Salah satu titi mangsa dimana Nh Dini mulai mendapatkan reputasi sebagai penulis adalah saat ia menerbitkan novel “Pada Sebuah Kapal”. Karya ini dinilai sebagai salah satu tonggak novel paling penting dalam sejarah sastra Indonesia. Muhidin M Dahlan, kritikus dan kronikus sastra asal Jogjakarta, menilai buku ini sebagai satu dari 100 karya sastra yang wajib dibaca sebelum mati. Karya ini merupakan salah satu pioner ide-ide emansipasi peran perempuan yang tak lagi hanya menjadi pekerja di rumah, tapi juga setara dan berdaulat.

Net

Pada satu wawancara di majalah Femina no. 4 tahun 1979 misalnya Nh Dini berkata “Freesex boleh saja asal tidak mengganggu orang lain. asal tidak terlalu dipamerkan”. Kata-katanya ini sempat membuat polemik dan pergunjingan hebat. Karena dianggap tidak mencerminkan budaya timur yang sopan dan menjaga diri. Tapi ia menjelaskan bahwa sebagai orang tua ia tak ingin setengah-setengah. “Saya memakai norma barat sepenuhnya. Saya tidak setengah-setengah. Saat bicara dengan anak saya saya tak pernah anggap mereka anak kecil,” katanya.

Sikap keterusterangan Nh Dini ini lantas melahirkan perlawanan dari masyarakat. Beberapa kelompok guru melarang murid-muridnya membaca karya dini. Seperti Pada Sebuah Kapal dan La Barka yang dianggap cabul dan tidak mencerminkan adat ketimuran. Hal ini lantas tak membuat Dini tunduk. Ketika Kompas mewawancarainya perihal sikap Dini, ia berkata bahwa apa yang ditulisnya adalah kenyataan dan kehidupan. Bahkan ia melahirkan polemik baru saat ditanya apa agamanya, dini menjawab “agama saya adalah kebaikan,” tegasnya.

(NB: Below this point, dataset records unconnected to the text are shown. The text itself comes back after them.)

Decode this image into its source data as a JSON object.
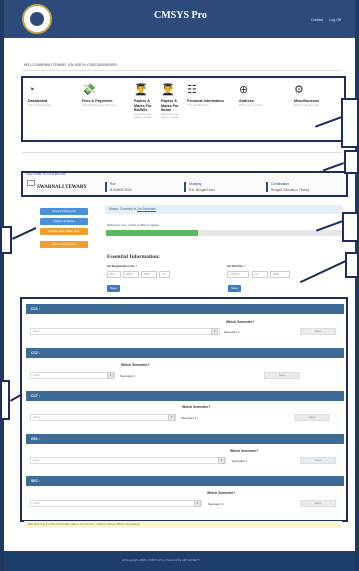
{
  "app": {
    "title": "CMSYS Pro",
    "links": [
      "Contact",
      "Log Off"
    ]
  },
  "welcome_line": "HELLO SWARNALI TEWARY. YOU ARE IN YOUR DASHBOARD",
  "menu": [
    {
      "icon": "speedometer-icon",
      "glyph": "◔",
      "title": "Dashboard",
      "sub": "Your landing Page"
    },
    {
      "icon": "money-icon",
      "glyph": "💸",
      "title": "Fees & Payments",
      "sub": "Outstanding fees, View fees"
    },
    {
      "icon": "student-icon",
      "glyph": "👨‍🎓",
      "title": "Papers & Marks For BA/BSc",
      "sub": "Semester-wise papers, marks"
    },
    {
      "icon": "student-icon",
      "glyph": "👨‍🎓",
      "title": "Papers & Marks For Bcom",
      "sub": "Semester-wise papers, marks"
    },
    {
      "icon": "person-list-icon",
      "glyph": "☷",
      "title": "Personal Information",
      "sub": "Your detailed info"
    },
    {
      "icon": "globe-icon",
      "glyph": "⊕",
      "title": "Address",
      "sub": "Where do you live?"
    },
    {
      "icon": "gears-icon",
      "glyph": "⚙",
      "title": "Miscellaneous",
      "sub": "Other important info"
    }
  ],
  "welcome_dashboard": "WELCOME TO DASHBOARD",
  "student": {
    "name": "SWARNALI TEWARY",
    "info": [
      {
        "label": "Roll",
        "value": "B-5465/570000"
      },
      {
        "label": "Studying",
        "value": "B.A. Bengali Hons"
      },
      {
        "label": "Combination",
        "value": "Bengali, Education, History"
      }
    ]
  },
  "side_buttons": [
    "Fees & Payments",
    "Papers & Marks",
    "Update Sem Pass Year",
    "Sem 1 Subscribe"
  ],
  "status": {
    "text": "Status: Currently in",
    "link": "3rd Semester"
  },
  "progress": {
    "label": "Welcome! Your profile is 39% complete",
    "percent": 39
  },
  "essential": {
    "title": "Essential Information:",
    "cu_reg_label": "CU Registration No. *",
    "cu_roll_label": "CU Roll No. *",
    "reg_fields": [
      "004",
      "2018",
      "0000",
      "18"
    ],
    "roll_fields": [
      "213404",
      "07",
      "0000"
    ],
    "save": "Save"
  },
  "semesters": [
    {
      "head": "CC1 :",
      "question": "Which Semester?",
      "placeholder": "Paper",
      "value": "Semester 1",
      "save": "Save"
    },
    {
      "head": "CC2 :",
      "question": "Which Semester?",
      "placeholder": "Paper",
      "value": "Semester 1",
      "save": "Save"
    },
    {
      "head": "CC7 :",
      "question": "Which Semester?",
      "placeholder": "Paper",
      "value": "Semester 2",
      "save": "Save"
    },
    {
      "head": "GE1 :",
      "question": "Which Semester?",
      "placeholder": "Paper",
      "value": "Semester 1",
      "save": "Save"
    },
    {
      "head": "SEC :",
      "question": "Which Semester?",
      "placeholder": "Paper",
      "value": "Semester 3",
      "save": "Save"
    }
  ],
  "warning": "Warning! If any of the information above is incorrect, contact College Office immediately.",
  "footer": "All Copyright 2020 | CMSYS Pro | Powered by ARI SOCIETY"
}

Sebagai penulis Nh Dini memiliki stamina dan kedisiplinan tinggi. Ritus hariannya adalah bangun pagi lantas menulis sampai pukul 11 siang. Setelah itu ia akan menyimpan manuskrip dokumen naskahnya itu ke dalam sebuah map. Jika sedang mandeg atau tidak ada ide, ia akan berhenti menulis sebuah cerita, dan memulai cerita yang lainnnya. Namun belakangan rutinitas ini kerap terganggu karena usia Dini yang bertambah tua. Kegiatannya lantas beralih menjadi kegiatan menggambar yang sempat ia pelajari dari membatik dan melukis di jepang.

Net

Pada 1986 Nh Dini membuka taman bacaan untuk anak anak di Kampung Sekayu, Semarang, atas biaya sendiri. Tempat itu ia beri nama Pondok baca Nh Dini kegiatannya membaca buku yang baik secara bertahap, latihan meringkas cerita yang sudah dibaca dan berdiksusi. Atas kerjanya ini ia pernah diundang ke Jepang atas undangan Japan Foundation.

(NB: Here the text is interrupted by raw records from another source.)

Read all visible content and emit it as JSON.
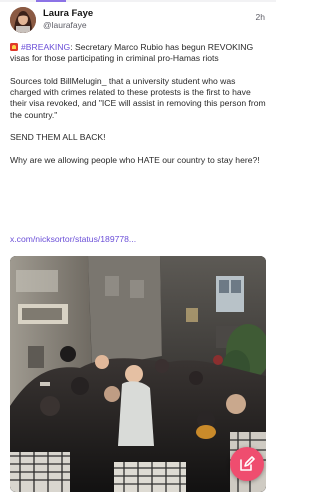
{
  "post": {
    "author_name": "Laura Faye",
    "author_handle": "@laurafaye",
    "timestamp": "2h",
    "hashtag": "#BREAKING",
    "paragraph_1_rest": ": Secretary Marco Rubio has begun REVOKING visas for those participating in criminal pro-Hamas riots",
    "paragraph_2": "Sources told BillMelugin_ that a university student who was charged with crimes related to these protests is the first to have their visa revoked, and \"ICE will assist in removing this person from the country.\"",
    "paragraph_3": "SEND THEM ALL BACK!",
    "paragraph_4": "Why are we allowing people who HATE our country to stay here?!",
    "link_text": "x.com/nicksortor/status/189778..."
  },
  "icons": {
    "alert": "siren-icon",
    "compose": "compose-icon"
  },
  "colors": {
    "accent": "#6b4fd8",
    "fab": "#ef4d6f",
    "alert": "#e0392b"
  }
}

Berbagai penghargaan didapatkan Dini seperti penghargaan dari South East Asia writer award dari Thailand, penghargaan sebagai duta pengetahuan dari National Geographic, dan yang terbaru dari Yayasan Bakrie pada 2011. Pada sebuah kesempatan Dini sempat berkata bahwa ia lebih memilih uang daripada penghargaan. Biaya pengobatan penyakit yang dideritanya menjadi salah satu alasan yang paling krusial.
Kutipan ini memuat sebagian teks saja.